So imagine a table with just two columns id that is INT, and a document field that is BLOB (will allow us to use various formats like msgpack, or cPickle rather than only JSON); storage part is breeze. Your dictionary or document can simply be serialized (in whatever format you choose) and simply inserted into table as row, so your statement:

collection.insert({'foo': 'bar', 'say': True}) 

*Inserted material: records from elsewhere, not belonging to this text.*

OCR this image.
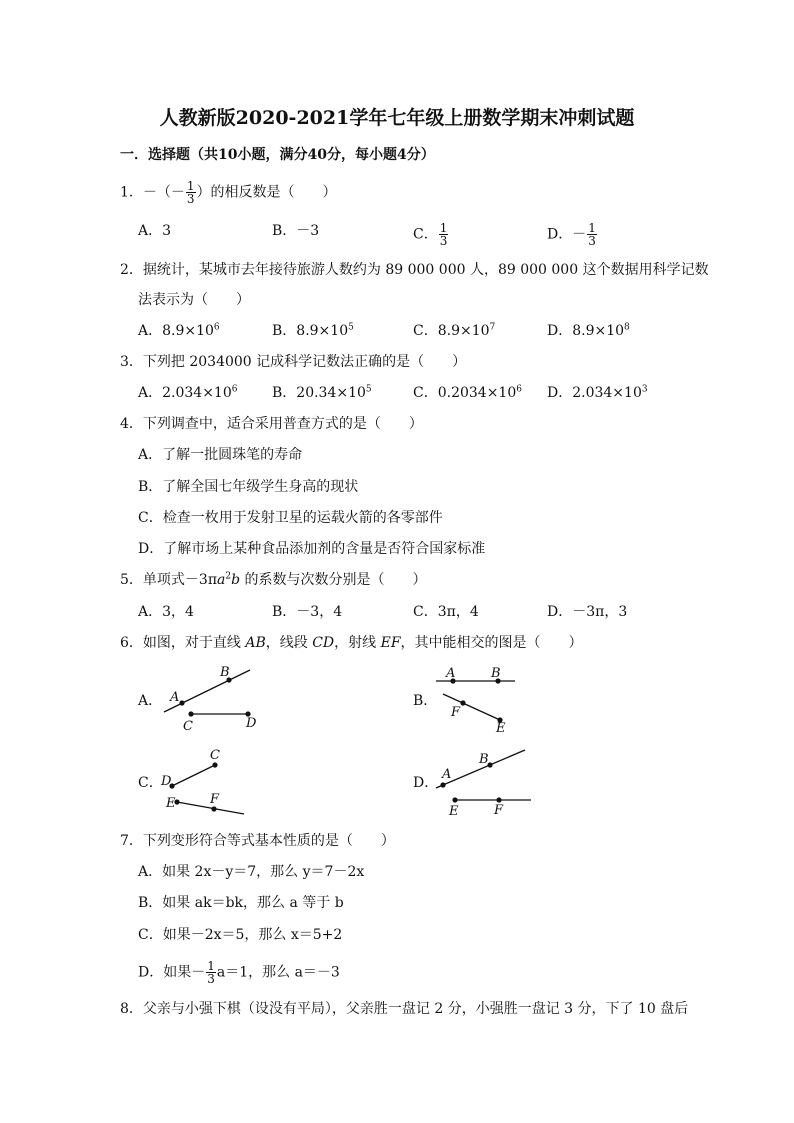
人教新版2020-2021学年七年级上册数学期末冲刺试题
一．选择题（共10小题，满分40分，每小题4分）
1．－（－ $\frac{1}{3}$ ）的相反数是（　　）
A．3	B．－3	C． $\frac{1}{3}$	D．－ $\frac{1}{3}$
2．据统计，某城市去年接待旅游人数约为 89 000 000 人，89 000 000 这个数据用科学记数
法表示为（　　）
A．$8.9\times 10^6$	B．$8.9\times 10^5$	C．$8.9\times 10^7$	D．$8.9\times 10^8$
3．下列把 2034000 记成科学记数法正确的是（　　）
A．$2.034\times 10^6$ B．$20.34\times 10^5$	C．$0.2034\times 10^6$ D．$2.034\times 10^3$
4．下列调查中，适合采用普查方式的是（　　）
A．了解一批圆珠笔的寿命
B．了解全国七年级学生身高的现状
C．检查一枚用于发射卫星的运载火箭的各零部件
D．了解市场上某种食品添加剂的含量是否符合国家标准
5．单项式$-3\pi a^2b$ 的系数与次数分别是（　　）
A．3，4	B．－3，4	C．3π，4	D．－3π，3
6．如图，对于直线 AB，线段 CD，射线 EF，其中能相交的图是（　　）
A． A
B
C	D
B．
A	B
F
E
C．
D
C
E	F
D．
A
B
E	F
7．下列变形符合等式基本性质的是（　　）
A．如果 2x－y＝7，那么 y＝7－2x
B．如果 ak＝bk，那么 a 等于 b
C．如果－2x＝5，那么 x＝5+2
D．如果－ $\frac{1}{3} a=1$，那么 a＝－3
8．父亲与小强下棋（设没有平局），父亲胜一盘记 2 分，小强胜一盘记 3 分，下了 10 盘后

will be effectively translate into (assuming I am dumping into JSON):

sqlite_cursor.execute('INSERT INTO doc_table(document) VALUES(?)',
                      (buffer(json.dumps({'foo': 'bar', 'say': True})),) 
)

Pretty straight right? But now since you have stored everything as plain BLOB, SQLite has no idea how to look into field if you ask something like:

collection.find({'say': True}) #All documents with say = True

But we can use custom functions here to do that job for us. Look closely at problem and you see the SQLite3 doesn’t know how to parse your JSON and match the fields of JSON, but we can ask SQLite3 to invoke our function that in turn can do the comparison for SQLite. So imagine SQL statement:

SELECT * FROM doc_table WHERE json_matches(document, "{'say':true}");

Now we can implement the compare_match function in python, that can actually do the comparison and return True or False according to if we want the current (passed as parameter) document to be part of result set or not. Let’s have a quick look at a very simpler version of this registered function:

def doc_matches(self, doc, query):
  try:
    q = json.loads(query)
    d = json.loads(doc)
    return self.__is_sub_dict(d, q)
  except Exception as e:
    print e

def __is_sub_dict(self, d, q):
  for k, q_val in q.items():
    if not k in d:
      return False
    if q_val != d[k]:
      return False
  return True

Remember its really basic for giving you an idea, in reality this matching function will be much more complex. Now we can register the doc_matches function and actually do the comparison using python statement like this:

cursor.execute('SELECT * FROM doc_store WHERE json_matches(document, ?)', 
               [json.dumps(query_object)]) 

Simple and basic yet working. I’ve already done it in this gist. I’ve also implemented various serialization formats that you can try out your self by passing a different adapter to the constructor of the store (see gist’s main to see how I am doing that, by default it uses JSON as serialization format).

So our new toy document store and it works fine but it suffers with the great dread of complete table scan every time you do a query. We can avoid this nightmare by using indexes of SQLite and this is exactly what we will be doing in our next blog iteration.

Till then chill out and let me know your comments and suggestions.


28 3 / 2013

Yesterday I did a post on the idea that Redis now needs a binary protocol. Seems like people are listening actively and I was followed up with a reply (which I am not ready to believe) in this post saying:

We actually found at Tumblr that the memcache binary protocol was less performant than the text protocol. I also know a number of other large web properties that use the memcache text protocol. I don’t think the ‘benefits’ of a binary protocol are super clear cut for applications like this.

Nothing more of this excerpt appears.